Archivo por meses: marzo 2011

Padrino

Estoy contento porque los alumnos del Programa Senior de la Universidad de Navarra en Pamplona, aquellos con quienes compartí tardes en el jardín de Monet a los sones de la música de vapor de Debussy y con quienes, más tarde, me somé a la pantalla en blanco y negro del cine para mostrarles las 400 sorpresas de “Los 400 golpes”, de Truffaut, me han elegido padrino de la promoción. Y aunque soy poco de aulas magnas, menos aún de encorbatamientos y demás, acepté inmediatamente porque sé que la designación nace del afecto y también desde el afecto es correspondido. Me han dicho que tengo que pronunciar un discurso, pero no saben que me ha tocado hacerlo en mi periodo de tecla anestesiada. En cualquier caso, se ha hecho lo que se ha podido. Lo importante es que el discurso deja constancia de lo importante y lo importante es mi apoyo a lo que hacen, mi enhorabuena y mi agradecimiento. Sobre todo el agradecimiento.

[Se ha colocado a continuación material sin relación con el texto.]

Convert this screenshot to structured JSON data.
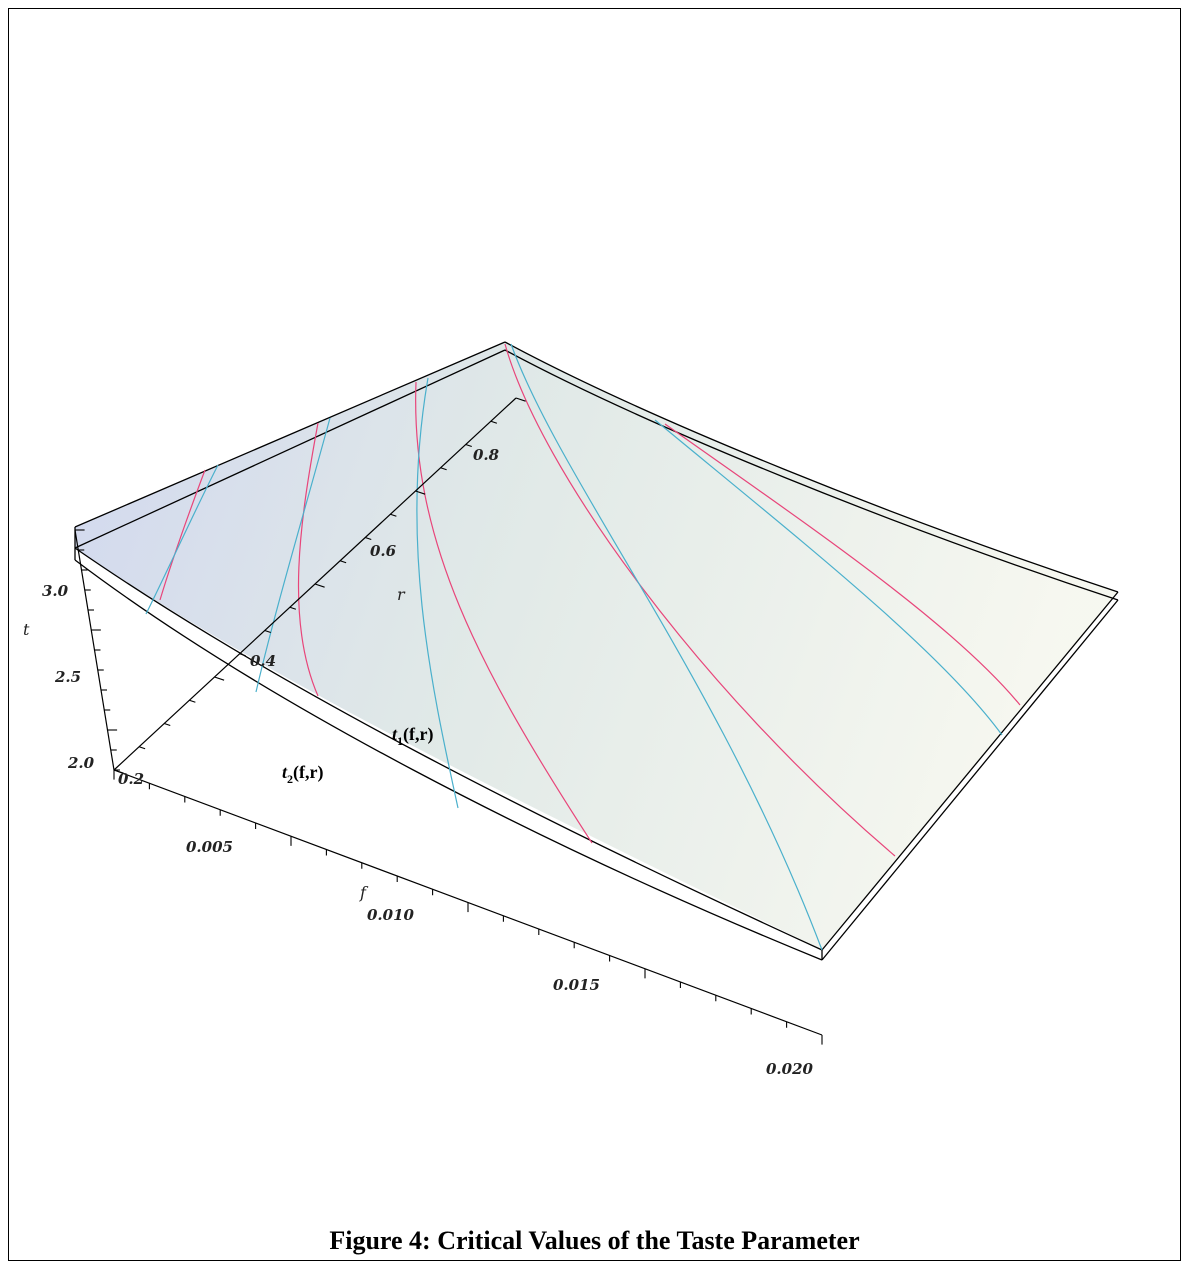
{
  "caption": "Figure 4: Critical Values of the Taste Parameter",
  "chart_data": {
    "type": "surface3d",
    "title": "",
    "axes": {
      "f": {
        "label": "f",
        "range": [
          0,
          0.02
        ],
        "ticks": [
          "0.005",
          "0.010",
          "0.015",
          "0.020"
        ]
      },
      "r": {
        "label": "r",
        "range": [
          0.2,
          0.95
        ],
        "ticks": [
          "0.2",
          "0.4",
          "0.6",
          "0.8"
        ]
      },
      "t": {
        "label": "t",
        "range": [
          2.0,
          3.2
        ],
        "ticks": [
          "2.0",
          "2.5",
          "3.0"
        ]
      }
    },
    "surfaces": [
      {
        "name": "t₁(f,r)",
        "label_base": "t",
        "label_sub": "1",
        "label_args": "(f,r)",
        "mesh_color": "#e8457a"
      },
      {
        "name": "t₂(f,r)",
        "label_base": "t",
        "label_sub": "2",
        "label_args": "(f,r)",
        "mesh_color": "#4ab0cc"
      }
    ],
    "corner_values": [
      {
        "f": 0.0,
        "r": 0.2,
        "t": 3.2
      },
      {
        "f": 0.0,
        "r": 0.95,
        "t": 3.25
      },
      {
        "f": 0.02,
        "r": 0.95,
        "t": 2.55
      },
      {
        "f": 0.02,
        "r": 0.2,
        "t": 2.3
      }
    ],
    "colors": {
      "surface_left": "#cfd6ee",
      "surface_right": "#f4f6ea",
      "mesh_1": "#e8457a",
      "mesh_2": "#4ab0cc"
    }
  }
}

Como me tratan muy bien, resulta que Pilar y Carmen vienen a buscarme en coche hasta aquí y luego me traen de vuelta a casa. Como la Cenicienta, igual. Ha salido de ellas, que conste, queyo ya me iba para la taquilla de la Renfe. Que hagan 90 km para buscarme, otros tantos para llevarme, y que al final de la tarde repitan la operación pero a la inversa dice mucho de estas personas y de la química que se estableció en aquellas tardes de trabajo con ellas. Ojalá se repitan. De momento, como padrino se es una vez, yo voy tan contento a disfrutar de la tarde, a acompañarles en el acto de clausura y a dirigirles esas palabras cariñosas.

Eso, esta tarde.

Primavera

La Primavera, con su sobredosis de luces.

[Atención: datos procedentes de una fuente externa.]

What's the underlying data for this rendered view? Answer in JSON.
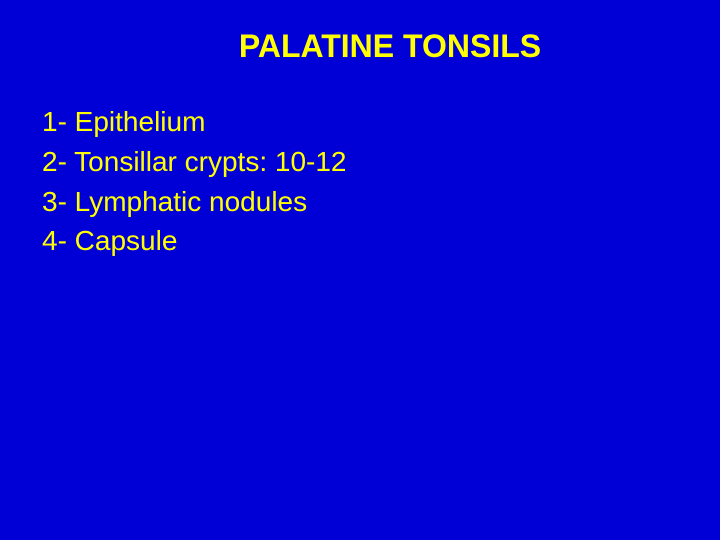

He escrito esta frase después de comer y me ha dado un poco de pereza o cualquier otra cosa que termine por -eza. Tristeza, por ejemplo. Agobio no termina así, pero empieza en cualquier momento. Es lo que pasa cuando sorprendes un caudal de luz nuevo que el filtro de la cortina vuelve una niebla luminosa y excesiva para el duelo que exige la despedida del invierno. Cuando era pequeño imaginaba la palabra invierno como una rama desnuda y quieta. Y la palabra primavera la imaginaba con hojas verdes y una gota de algo parecido al limón o a un color. No me acuerdo muy bien.

(Sí que me acuerdo que hoy hace once años que se nos murió el gato)

Me he acordado por la noche, cenando, porque he dicho que la frase que encabeza este post la he escrito después de comer pero no he dicho que la pereza de la luz ha hecho que se quedara allí, suspendida en la cima de la pantalla. Hace once años que se nos murió el gato. Se apagó una mañana cuando la primavera llegaba un poco grosera con su rollo azul y fresco, sin ninguna consideración. Es poco considerada esta estación, y tramposa. Se engalana, nos hace tilín y se sale con la suya.

Qué más.

Menuda pregunta para no tener los pertinentes signos de interrogación. Pues muchas cosas pero se anestesiaron en la punta de los dedos. No es la primera vez, supongo que no será la última. Te sientas a escribir y no sabes, no sale, no puedes. Pero lo mismo pasa cuando no te sientas a escribir. Sales a caminar la tarde, contemplas esas pinceladas malvas, rosas, ni sé cuántos colores increíbles dibujando escupitajos en el lienzo azul del cielo y lo miras pero como de lejos. No hay una conexión entre el estímulo visual y el colchón donde caen, blandas algunas, con impulso otras, las emociones. Lo mismo la música, ausente sonara o no, que sonar, ha sonado poca. Pulsaba Daniel Barenboim las escalas del piano de Mozart, como de puntillas, y sí, claro, cómo no, si hasta estos dedos hacían karaoke discretamente mientras la música se deslizaba a través de los auriculares. Pero sí y no y a medias. Lo mismo en el cine, en el cine cine y en el cine de casa.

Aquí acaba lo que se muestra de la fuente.